This phrase is ambiguous: are the words confusing or is someone confusing them?
Here are three words that I believe are confusing because they sound similar and have overlapping meanings:
damp, dampen, tamp
The easiest on both scores is tamp. It has an initial consonant different from the other two and its meaning implies the application of movement and force. You tamp down a wad into a rifle barrell or you tamp down the covering on a dish you are cooking.
To damp something means to reduce its force, to restrict it. Sound can be damped and we can damp the level of excitement in the room.
Dampen requires water, so in some ways it is actually further removed from the central meaning than is tamp. It means to make something slightly wet.

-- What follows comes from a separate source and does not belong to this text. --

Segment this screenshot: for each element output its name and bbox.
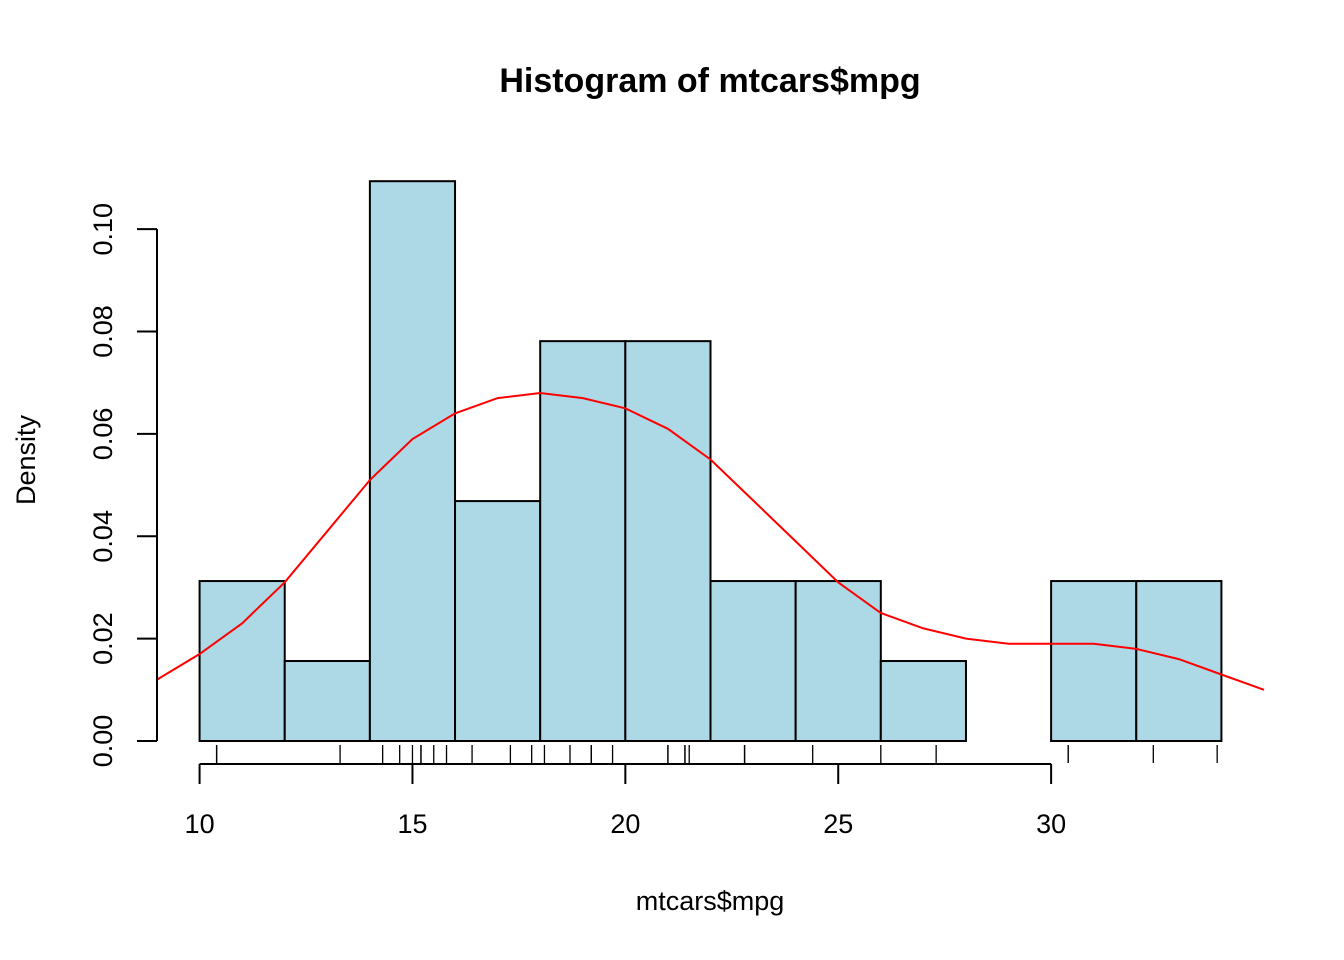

The overlap among these three lies in the sense of reducing the level of activity. You can damp down the excesses engaged in by a rowdy party or crowd, and “down” is usually used with ’damp’ in that sense. Some speakers associate damping only with industrial uses but its metaphorical transfer is an easy one to make: if you can damp the level of dust in the hair, or damp it down, then you may do the same with tamp. You are tamping something down, in this case the level of excitement or rowdiness.
Dampen in the same party or crowd context leads us to the phrase ’wet blanket’. If you dampen a fire, i.e. put water on it, you lessen the amount of flames, heat, and maybe smoke. Water is required for any use of dampen.
What all three words have in common is similarity in sound and spelling plus a general meaning through metaphore of reducing the level of excitement. No wonder people confuse these words.